Spread of Disease A simple mathematical model in epidemiology for the spread of a disease assumes that the rate at which the disease spreads is jointly proportional to the number of infected people and the number of uninfected people. Suppose that there are a total of \(N\) people in the population, of whom \(N_{0}\) are infected initially. Show that the number of infected people after \(t\) weeks, \(x(t)\), is given by $$ x(t)=\frac{N}{1+\left(\frac{N-N_{0}}{N_{0}}\right) e^{-k N t}} $$ where \(k\) is a positive constant.

Von Bertalanffy Growth Model The von Bertalanffy growth model is used to predict the length of commercial fish. The model is described by the differential equation $$ \frac{d x}{d t}=k(L-x) $$ where \(x(t)\) is the length of the fish at time \(t, k\) is a positive constant called the von Bertalanffy growth rate, and \(L\) is the maximum length of the fish. a. Find \(x(t)\) given that the length of the fish at \(t=0\) is \(x_{0}\). b.
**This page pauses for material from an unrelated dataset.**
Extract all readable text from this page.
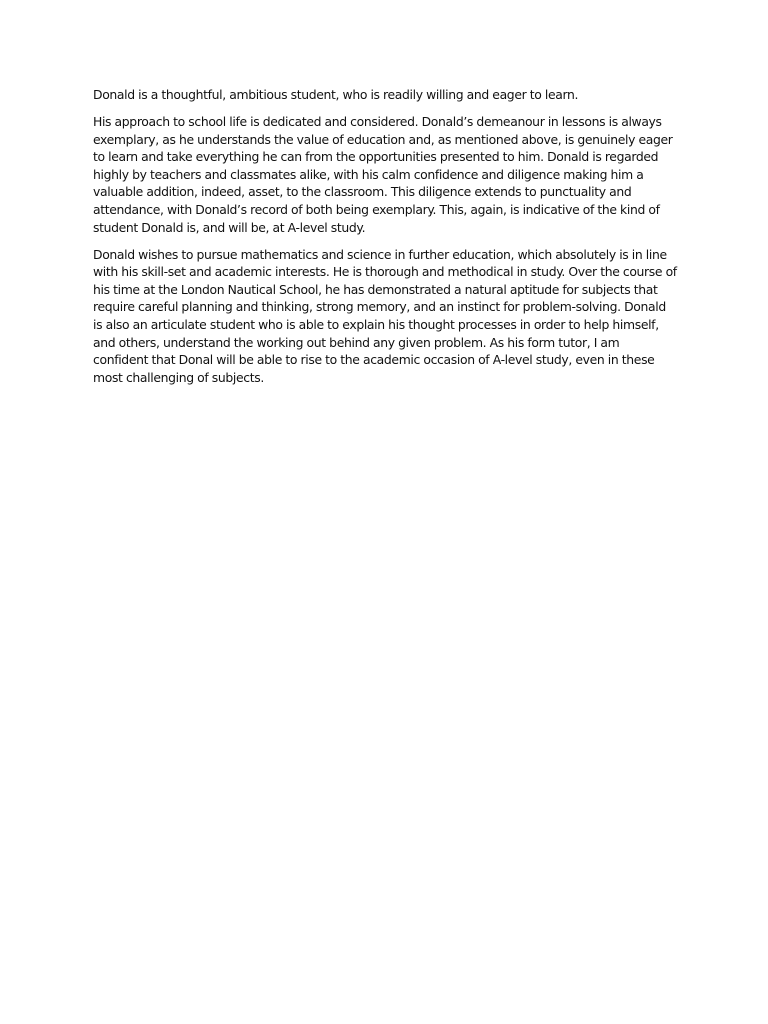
Donald is a thoughtful, ambitious student, who is readily willing and eager to learn.

His approach to school life is dedicated and considered. Donald’s demeanour in lessons is always exemplary, as he understands the value of education and, as mentioned above, is genuinely eager to learn and take everything he can from the opportunities presented to him. Donald is regarded highly by teachers and classmates alike, with his calm confidence and diligence making him a valuable addition, indeed, asset, to the classroom. This diligence extends to punctuality and attendance, with Donald’s record of both being exemplary. This, again, is indicative of the kind of student Donald is, and will be, at A-level study.

Donald wishes to pursue mathematics and science in further education, which absolutely is in line with his skill-set and academic interests. He is thorough and methodical in study. Over the course of his time at the London Nautical School, he has demonstrated a natural aptitude for subjects that require careful planning and thinking, strong memory, and an instinct for problem-solving. Donald is also an articulate student who is able to explain his thought processes in order to help himself, and others, understand the working out behind any given problem. As his form tutor, I am confident that Donal will be able to rise to the academic occasion of A-level study, even in these most challenging of subjects.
At the time the larvae hatch, the North Sea haddock are about \(0.4 \mathrm{~cm}\) long, and the average haddock grows to a length of \(10 \mathrm{~cm}\) after 1 year. Find an expression for the length of the North Sea haddock at time \(t\). c. Plot the graph of \(x\). Take \(L=100(\mathrm{~cm})\). d. On average, the haddock that are caught today are between \(40 \mathrm{~cm}\) and \(60 \mathrm{~cm}\) long. What are the ages of the haddock that are caught?